Highlights & Insights¶
- Unified Read/Write: The same decoder performs "reading" via forward sampling and "writing" via gradient computation. Both capabilities originate from a single training objective, ensuring elegance and self-consistency.
- Paradigm Shift: Porting the "GPT data synthesis + instruction tuning" recipe from Visual Instruction Tuning to activation interpretation demonstrates that activation decoding is essentially an open-ended generation task solvable by instruction tuning.
- Eliminating Distribution Shift via Training: Compared to training-free Patchscope/SelfIE, the "heavy" choice of training a decoder provides robustness, as evidenced by LIT's 76%+ lead over SelfIE in persona tasks.
- Insight into Masking: The control activation masking trick reveals how information permeates into stimulus tokens via attention and forces the decoder toward true semantic understanding rather than simple shortcutting.
Limitations & Future Work¶
- Dependency on Strong LLMs: The dataset is synthesized by o1-preview; thus, data quality and coverage are limited by the generator model, which may introduce its own biases.
- Focus on Qualitative Attributes: Currently, the model focuses on predicting the qualitative attributes of future completions. Decoding capabilities for precise facts or numerical data have not been fully verified.
- Weight Modification for Control: STEER actually backpropagates to the target model weights, effectively performing a fine-tuning step rather than pure activation editing. Deployment costs and reversibility require consideration.
- Future Work: Training LatentQA systems on more diverse data, such as hierarchical instruction following, could enable new applications like evaluating whether models follow user instructions or improving long-context instruction following.
Related Work & Insights¶
- Decoding Representations: Linear probes, SAE, logit lens, and single-neuron explanations (Bills et al.) can only output predefined concepts or limited tokens.
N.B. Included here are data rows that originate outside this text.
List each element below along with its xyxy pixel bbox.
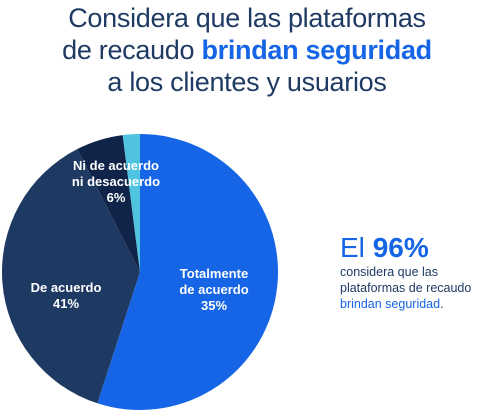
callout: El 96% considera que las plataformas de … (340, 232, 490, 312)
label-ni-pct: 6% (106, 190, 126, 205)
label-ni-line-2: ni desacuerdo (71, 174, 161, 189)
callout-headline: El 96% (340, 232, 490, 264)
label-de-acuerdo: De acuerdo 41% (16, 280, 116, 312)
label-totalmente-line-2: de acuerdo (179, 282, 249, 297)
title-line-2: de recaudo brindan seguridad (0, 34, 494, 66)
slice-otro (122, 134, 140, 272)
slice-totalmente-de-acuerdo (97, 134, 278, 410)
title-line-3: a los clientes y usuarios (107, 67, 387, 97)
callout-el: El (340, 232, 373, 263)
callout-line-2: plataformas de recaudo (340, 281, 472, 295)
slice-de-acuerdo (2, 149, 141, 404)
pie-chart (2, 134, 278, 410)
label-ni-line-1: Ni de acuerdo (73, 158, 159, 173)
callout-highlight: brindan seguridad (340, 297, 441, 311)
label-de-acuerdo-pct: 41% (52, 296, 80, 311)
callout-period: . (440, 297, 444, 311)
label-de-acuerdo-line-1: De acuerdo (30, 280, 102, 295)
callout-percent: 96% (372, 232, 429, 263)
callout-line-3: brindan seguridad. (340, 296, 490, 312)
callout-line-1: considera que las (340, 265, 438, 279)
label-ni-de-acuerdo: Ni de acuerdo ni desacuerdo 6% (63, 158, 169, 206)
label-totalmente-pct: 35% (200, 298, 228, 313)
title-line-2-text: de recaudo (62, 35, 202, 65)
chart-title: Considera que las plataformas de recaudo… (0, 2, 494, 98)
label-totalmente-de-acuerdo: Totalmente de acuerdo 35% (166, 266, 262, 314)
label-totalmente-line-1: Totalmente (179, 266, 249, 281)
title-highlight: brindan seguridad (201, 35, 432, 65)
slice-ni-de-acuerdo (77, 135, 140, 272)
title-line-1: Considera que las plataformas (68, 3, 426, 33)
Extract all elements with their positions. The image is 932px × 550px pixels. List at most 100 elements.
SelfIE and Patchscopes patch activations directly but are fragile. LIT resolves these limitations through training.
- Behavioral Control: Unlike SFT/RLHF which lack fine-grained internal control, or RepE/ActAdd which are restricted to linear steering, LatentQA achieves non-linear, describable control using natural language losses.
- Inspiration: Treating "internal model states" as a modality queryable by natural language is a promising path for scalable self-understanding of LLMs. Any "scalar/single-token" probe task is worth re-evaluating as a potential open-ended QA task.
Rating¶
- Novelty: ⭐⭐⭐⭐⭐ Reframing activation interpretation as open-ended QA + instruction tuning is a clean and imaginative paradigm shift.
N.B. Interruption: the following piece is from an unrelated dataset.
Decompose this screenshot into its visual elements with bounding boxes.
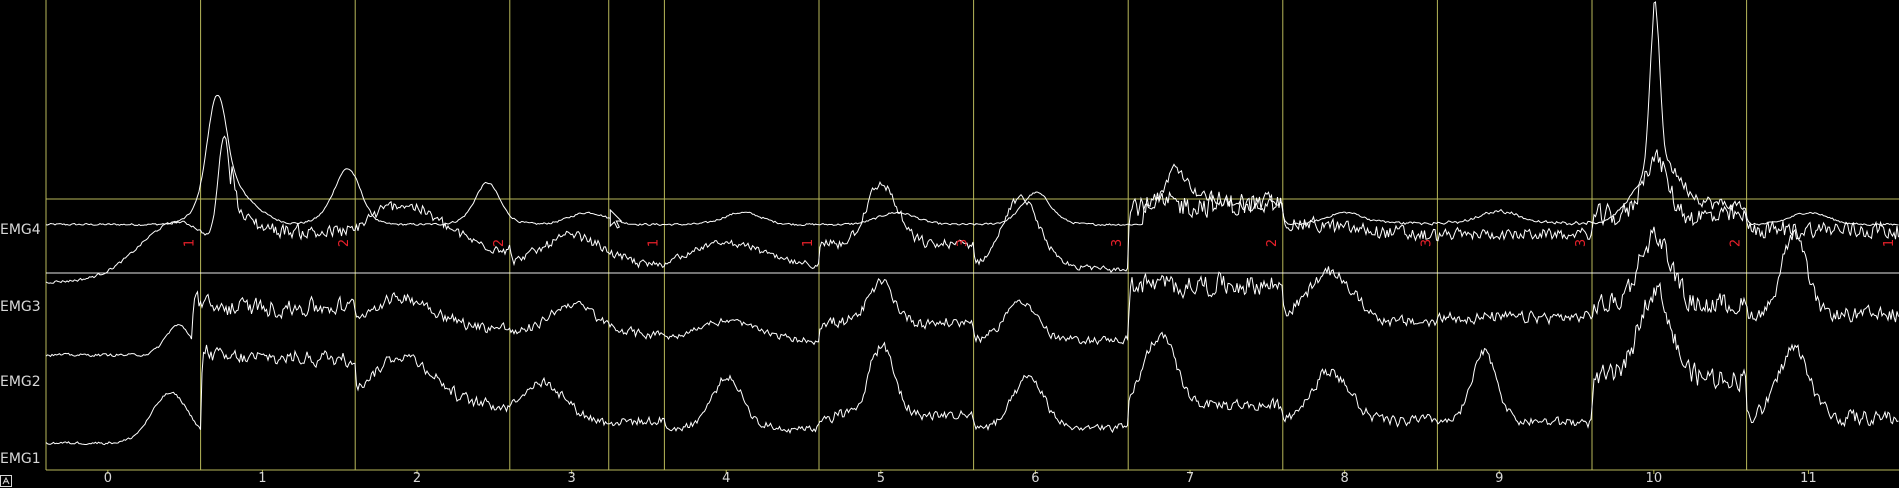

- Experimental Thoroughness: ⭐⭐⭐⭐ Covers multiple scenarios in reading (system prompts, relation extraction) and control (debiasing, unseen personas) with scaling verification; quantitative control experiments are slightly limited.
- Writing Quality: ⭐⭐⭐⭐⭐ Clear motivations for design decisions, elegant narrative on unified read/write, and intuitive illustrations.
- Value: ⭐⭐⭐⭐⭐ Provides a powerful, robust, and unified tool for monitoring, auditing, and safety steering with significant potential for extension.